需求:
address.txt:
1 Beijing
2 Guangzhou
3 Shenzhen
4 Xian
factory.txt:
Beijing Red Star 1
Shenzhen Thunder 3
Guangzhou Honda 2
Beijing Rising 1
Guangzhou Development Bank 2
Tencent 3
Back of Beijing 1
结果:
factory city
Beijing Red Star Beijing
Shenzhen Thunder Shenzhen
Guangzhou Honda Guangzhou
Beijing Rising Beijing
Guangzhou Development Bank Guangzhou
Tencent Shenzhen
Back of Beijing Beijing
分析:
map函数:<k2,v2>------<1,“1 ,Beijing Red Star ”> , <1, "1,Back of Beijing"> , <1,"0,Beijing">
reducer函数:<k2,v2>----<1,[ " 1 ,Beijing Red Star " ,"1,Back of Beijing", "0,Beijing" ]
关联查询需要一个标识位,我们需要利用标识位去得到所对应的value值。
1.Mapper.class
public class JoinMapper extends Mapper<LongWritable, Text, Text, Text> {
@Override
protected void map(LongWritable key, Text value, Context context)
throws IOException, InterruptedException {
String line=value.toString();
FileSplit inputsplit=(FileSplit)context.getInputSplit();
String filename= inputsplit.getPath().toString();//得到文件路径名
if(line.contains("address.txt")| line.contains("factory.txt")){
return ;
}
String[] _str=line.split("\t"); //切分
if(filename.endsWith("address.txt")){
context.write(new Text(_str[0]), new Text("1,"+_str[1]));
}else{ // key作为标识位 //标识位
context.write(new Text(_str[1]),new Text("0,"+_str[0]));
}
}
}
2.Reducer。

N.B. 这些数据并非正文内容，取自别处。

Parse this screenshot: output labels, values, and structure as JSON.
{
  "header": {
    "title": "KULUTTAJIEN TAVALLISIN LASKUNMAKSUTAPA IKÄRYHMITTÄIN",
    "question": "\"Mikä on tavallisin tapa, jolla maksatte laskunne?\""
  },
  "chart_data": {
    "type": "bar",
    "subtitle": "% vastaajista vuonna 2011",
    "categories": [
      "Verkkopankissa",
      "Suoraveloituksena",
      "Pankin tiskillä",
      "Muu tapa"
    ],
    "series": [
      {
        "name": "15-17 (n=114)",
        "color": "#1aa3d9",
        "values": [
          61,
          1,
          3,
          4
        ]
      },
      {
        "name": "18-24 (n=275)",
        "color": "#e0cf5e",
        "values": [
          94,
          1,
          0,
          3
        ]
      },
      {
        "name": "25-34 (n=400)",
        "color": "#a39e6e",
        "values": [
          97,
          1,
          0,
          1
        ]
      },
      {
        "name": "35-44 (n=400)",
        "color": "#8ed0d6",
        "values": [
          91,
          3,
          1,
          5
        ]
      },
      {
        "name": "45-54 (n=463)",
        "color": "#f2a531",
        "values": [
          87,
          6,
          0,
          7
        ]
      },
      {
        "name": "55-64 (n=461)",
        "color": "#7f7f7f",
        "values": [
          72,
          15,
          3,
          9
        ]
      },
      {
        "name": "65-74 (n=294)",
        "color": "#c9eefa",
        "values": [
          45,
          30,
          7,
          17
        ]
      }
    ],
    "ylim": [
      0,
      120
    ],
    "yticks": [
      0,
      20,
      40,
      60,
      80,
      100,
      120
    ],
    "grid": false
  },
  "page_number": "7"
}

class
public class JoinReduce extends Reducer<Text, Text, Text, Text> {
@Override
protected void setup(Context context)
throws IOException, InterruptedException {
context.write(new Text("工厂名"),new Text("城市"));
}//只执行一次
@Override
protected void reduce(Text key, Iterable<Text> values, Context context)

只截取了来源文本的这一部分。